The Bucharest Stock Exchange (BVB) has never boasted large numbers of issuers. BVB officials have always preached the benefits of getting listed, but companies and even the state have shown moderate interest in testing their claims.
Since markets worldwide have taken a nosedive, the media has reported on several companies that decided to put off their listings until better times.
The delays of the initial public offerings (IPO) of Amarad, a company handling the execution of metallic structures, and the brokerage company IFB Finwest and the hold-ups in the listing of metering systems producer Contor Group and investment fund STK Emergent have been listed as reasons to pity the BVB for its lack of sex appeal with issuers.
“In the case of most companies that had the intention to finance their development using the capital market, the decision to put off the listing is definitely the best one under the current market conditions. This is especially true for companies that had plans to get listed six months or even a year ago and expected to acquire much larger sums of money than they would be able to attain right now,” said Marius Pandele, head of research with Vanguard.
“The evaluation of an issuer during an IPO is also based on how the company compares against similar companies already floating on the stock exchange. When these latter companies post big drops in their quotations, the price of shares for the new issuer will also drop significantly even though the long-term prospects of the business remain the same. Under these circumstances, most of the delays are fully justified,” Pandele added.
However, things are worth looking at from a different perspective as well.
Last year, several companies announced their intentions to float on the BVB, but for various reasons only one actually did – Transgaz. Still, the general sentiment was positive and people were confident that things were going in the right direction.
This year, things are reversed.
“Right now, the Pomponio IPO is underway, this being an integrated company in the construction sector.

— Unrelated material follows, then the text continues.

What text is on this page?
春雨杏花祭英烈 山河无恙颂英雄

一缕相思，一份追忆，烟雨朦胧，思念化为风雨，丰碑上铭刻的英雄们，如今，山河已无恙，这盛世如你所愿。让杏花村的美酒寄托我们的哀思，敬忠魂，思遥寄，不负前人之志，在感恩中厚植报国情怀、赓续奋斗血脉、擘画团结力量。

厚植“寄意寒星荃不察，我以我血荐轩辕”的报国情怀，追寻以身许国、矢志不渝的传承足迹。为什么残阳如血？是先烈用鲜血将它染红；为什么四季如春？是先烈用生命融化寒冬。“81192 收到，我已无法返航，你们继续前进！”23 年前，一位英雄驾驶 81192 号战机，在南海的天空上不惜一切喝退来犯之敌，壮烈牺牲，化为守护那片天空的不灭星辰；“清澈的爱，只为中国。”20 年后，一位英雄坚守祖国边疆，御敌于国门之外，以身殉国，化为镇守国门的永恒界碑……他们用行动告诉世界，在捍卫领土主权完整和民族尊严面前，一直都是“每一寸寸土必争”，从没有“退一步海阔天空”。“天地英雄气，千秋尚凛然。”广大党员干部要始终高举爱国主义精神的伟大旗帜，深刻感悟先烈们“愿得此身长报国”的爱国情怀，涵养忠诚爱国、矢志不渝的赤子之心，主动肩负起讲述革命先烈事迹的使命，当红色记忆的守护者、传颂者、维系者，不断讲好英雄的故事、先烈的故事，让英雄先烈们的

The offer is interesting both as regards its future potential and multiples valuation. Other companies have also made public their intentions to get listed, in higher numbers than last year,” said Andreea Ciobanu, chief researcher with Intercapital Invest.
The public perception is that issuers are running away from the BVB, when in fact, there have been more IPOs in the first months of this year on the BVB than during the whole of 2007, and a few more are sure to come.
While it may be true that the values of IPOs this year were not spectacular and neither were their subscription rates compared with the previous years, they do prove that the BVB has managed to attract some issuers in the worst of times and there is little reason for alarm.
One of the things it had working for it was the cost of bank lending.
“Bank loans have gotten more and more expensive in the last period, which is why liquidities resulted from listings on the capital market have become a more attractive alternative for companies,” said Ciobanu.
Five companies have hit the local capital market so far: PVC producer Teraplast, hotel company Casa de Bucovina, and Austria-based Erste Bank have been listed, while already mentioned STK Emergent and Contor Group went out with IPOs, but delayed their actual listings.
Aside from these five new additions to the BVB's portfolio, several more are sure to follow and a few others are definitely-maybes.
The Transportation Ministry announced at the end of last year that it would list eight commercial companies under its authority. They include four airports and four maritime administrations.
State company Nuclearelectrica also said it would propose to its main shareholder, the Economy and Finance Ministry, to have 15 to 20 percent of the company listed on the BVB. The money will be used to partially finance the building of Cernavoda nuclear reactors 3 and 4, estimated to cost some EUR 2.2 billion, said Nuclearelectrica GM Teodor Chirica.
Aside from state-owned companies, private players are also on a quest for capital. Clothing retailer Tina R announced it planned to get 30 percent of the company listed in the fall of this year. Shareholders need the money to finance Tina R's territorial expansion and open at least ten new stores within six months of the listing.
Home appliance and IT equipment retailer Domo has also made public its intention to get listed this year, possibly on three capital markets simultaneously: BVB and the London and Sofia stock exchanges.
The listing of the Property Fund is long overdue and might occur by December according to the most optimistic estimates.
Transportation company Cefin Holding is considering floating on the BVB, while telecom player Romtelecom is also supposed to hit the stock exchange market by the end of this year.
Not considering other potential listings, numbers already add up to about 14 companies that might float this year. 2008 might be the year when BVB adds almost 20 new issuers to its portfolio, many more than in any of the recent years: there was merely one IPO in 2007, three in 2006 and five listings in 2005.
Some companies could change their minds about the listing as others have before them, but other players might decide to go ahead with it to avoid additional costs.
“The cost of hold-ups varies from one case to the next. In some cases we may be talking about insignificant amounts of money. In others, companies may have to pay consultants and IPO intermediaries once again. It also depends on each company's need for capital: they might have to solicit bank loans to compensate for the lack of capital from the BVB, or they might have to give up on important business opportunities, which can also be viewed as a cost of the delay,” said Pandele.
Whether all of the twenty or so companies actually go through with the listing or not, whether they use it as a means to get free publicity or are genuine about their intentions, this is still an optimistic outlook for the BVB.